Ruby ter sospeso per Berlusconi candidato alle elezioni europee. Polanco: «Ora dirò la verità»

«Può darsi che la mia versione davanti ai giudici sarà diversa rispetto a quella del processo Ruby bis, ho deciso di dire le cose come stanno, adesso mi sento una donna con dei figli e voglio dire la verità». Lo ha detto ai cronisti Marysthell Polanco, una delle giovani ospiti alle serate ad Arcore, in una pausa dell’udienza del processo Ruby ter, dove è imputata per corruzione in atti giudiziari e falsa testimonianza assieme a Silvio Berlusconi e ad altri 26 imputati. «Magari la mia posizione non è tanto diversa da quella di Imane Fadil», ha aggiunto. Intanto, il tribunale di Milano ha deciso di accogliere la richiesta della difesa di Berlusconi «di rinvio» del processo legata alla campagna elettorale per le europee per le quali il leader di Forza Italia è candidato. Riprenderà il prossimo 10 giugno.

Polanco nelle scorse settimane è stata ascoltata anche nell’ambito dell’inchiesta sulla misteriosa morte di Imane Fadil, una delle testimoni chiave dei processi sul caso Ruby e morta lo scorso 1 marzo. Tra le ipotesi della morte anche un sospetto avvelenamento. Polanco, in quella occasione, di fronte agli inquirenti, saputo della morte di Fadil, avrebbe esclamato: «No, il polonio». Con i cornisti la giovane ex showgirl ha precisato di non avere «mai detto che è stato Putin e di essere stata minacciata. Sono state scritte tante bugie». Allo stesso tempo, però, la giovane ha aggiunto che «è molto strano che ancora non si sia scoperto cosa è stato a farla morire, certo che ti viene l’ansia, mi è dispiaciuto tanto per lei, è una cosa assurda e mi sono fatta tante idee». Rispondendo alle domande dei cronisti, Polanco ha detto ancora che «magari la mia posizione non è diversa dalla sua», anche se lei è imputata mentre Fadil fu testimone chiave nell’indagine. La stessa Polanco, tuttavia, ha fatto capire, che potrebbe, davanti ai giudici, modificare la versione sulle «cene eleganti» resa da lei, come dalle altre «Olgettine» nel processo «Ruby bis». Una versione che secondo l’accusa sarebbe stata fornita dalle ragazze in cambio di denaro da parte di Berlusconi. «Può darsi che la mia versione sarà diversa, sono cresciuta, adesso mi sento una donna ho dei figli e voglio dire la verità, nel tempo possono cambiare tante cose» ha spiegato l’ex show girl ai cronisti. «Io ho cambiato vita, voglio avere una vita nuova e chiudere questa cosa» ha concluso.

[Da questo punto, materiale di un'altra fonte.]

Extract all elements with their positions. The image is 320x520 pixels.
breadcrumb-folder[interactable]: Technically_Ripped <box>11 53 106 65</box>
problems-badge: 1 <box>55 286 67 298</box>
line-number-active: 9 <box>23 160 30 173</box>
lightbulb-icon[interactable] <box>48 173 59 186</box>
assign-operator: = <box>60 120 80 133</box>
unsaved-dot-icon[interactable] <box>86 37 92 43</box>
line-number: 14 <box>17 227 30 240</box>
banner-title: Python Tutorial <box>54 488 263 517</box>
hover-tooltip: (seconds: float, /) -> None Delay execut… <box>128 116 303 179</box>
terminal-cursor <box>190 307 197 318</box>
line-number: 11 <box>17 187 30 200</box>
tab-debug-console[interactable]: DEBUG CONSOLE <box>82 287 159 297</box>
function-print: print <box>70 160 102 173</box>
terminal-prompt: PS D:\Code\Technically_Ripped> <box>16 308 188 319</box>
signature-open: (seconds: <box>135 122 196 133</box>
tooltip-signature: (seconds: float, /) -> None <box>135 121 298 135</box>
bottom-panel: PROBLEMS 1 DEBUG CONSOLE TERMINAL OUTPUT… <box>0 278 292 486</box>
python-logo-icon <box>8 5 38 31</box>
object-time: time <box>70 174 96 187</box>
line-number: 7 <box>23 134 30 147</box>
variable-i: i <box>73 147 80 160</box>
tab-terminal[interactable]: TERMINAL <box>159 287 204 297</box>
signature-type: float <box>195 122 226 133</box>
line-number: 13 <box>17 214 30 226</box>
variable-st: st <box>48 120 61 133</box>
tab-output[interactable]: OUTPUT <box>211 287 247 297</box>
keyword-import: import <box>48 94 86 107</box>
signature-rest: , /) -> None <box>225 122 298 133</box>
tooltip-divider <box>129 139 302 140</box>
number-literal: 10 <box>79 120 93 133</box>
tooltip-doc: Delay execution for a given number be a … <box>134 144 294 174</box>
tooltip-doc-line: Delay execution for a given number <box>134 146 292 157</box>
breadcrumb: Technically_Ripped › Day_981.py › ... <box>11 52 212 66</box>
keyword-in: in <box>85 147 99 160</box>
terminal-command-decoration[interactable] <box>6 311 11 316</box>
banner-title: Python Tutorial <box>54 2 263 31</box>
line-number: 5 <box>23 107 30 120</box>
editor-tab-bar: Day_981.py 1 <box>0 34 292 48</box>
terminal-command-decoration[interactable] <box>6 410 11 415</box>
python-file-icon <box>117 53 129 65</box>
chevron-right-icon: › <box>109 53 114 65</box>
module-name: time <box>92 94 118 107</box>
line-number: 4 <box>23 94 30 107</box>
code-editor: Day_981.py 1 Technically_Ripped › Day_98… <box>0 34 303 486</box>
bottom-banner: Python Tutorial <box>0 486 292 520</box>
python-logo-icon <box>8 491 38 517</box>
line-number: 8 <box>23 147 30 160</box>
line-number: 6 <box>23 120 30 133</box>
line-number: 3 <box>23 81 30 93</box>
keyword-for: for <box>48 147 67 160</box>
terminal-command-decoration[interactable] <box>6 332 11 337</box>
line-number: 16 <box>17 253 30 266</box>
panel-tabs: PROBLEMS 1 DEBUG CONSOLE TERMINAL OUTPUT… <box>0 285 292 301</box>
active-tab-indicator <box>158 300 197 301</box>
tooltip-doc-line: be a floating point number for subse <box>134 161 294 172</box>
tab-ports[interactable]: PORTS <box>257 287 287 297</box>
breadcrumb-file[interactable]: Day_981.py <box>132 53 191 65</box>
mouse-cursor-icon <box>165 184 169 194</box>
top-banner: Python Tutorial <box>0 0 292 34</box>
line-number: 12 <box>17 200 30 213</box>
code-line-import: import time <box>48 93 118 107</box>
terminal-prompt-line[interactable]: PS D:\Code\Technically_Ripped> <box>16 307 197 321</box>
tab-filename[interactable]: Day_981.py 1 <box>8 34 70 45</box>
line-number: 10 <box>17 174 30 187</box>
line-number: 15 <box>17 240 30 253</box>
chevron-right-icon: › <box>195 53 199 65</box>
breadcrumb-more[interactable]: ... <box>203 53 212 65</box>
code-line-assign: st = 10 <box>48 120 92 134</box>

Intanto, la Procura di Milano ha depositato alcuni atti che documentano, secondo l’accusa, la riconducibilità a Luca Risso, ex compagno di Ruby, e anche lui imputato per corruzione in atti giudiziari, di un flusso di denaro in suo favore di oltre 400mila euro che sarebbero stati trasferiti da Milano a Playa del Carmen in Messico, passando per Francoforte, Londra e Lugano. Da quanto si è saputo, i pm avevano già contestato che Risso avrebbe incassato quei soldi, come prezzo della presunta corruzione, ed ora, depositando atti di una rogatoria in Svizzera, puntano a chiarire la riconducibilità dei bonifici allo stesso Risso.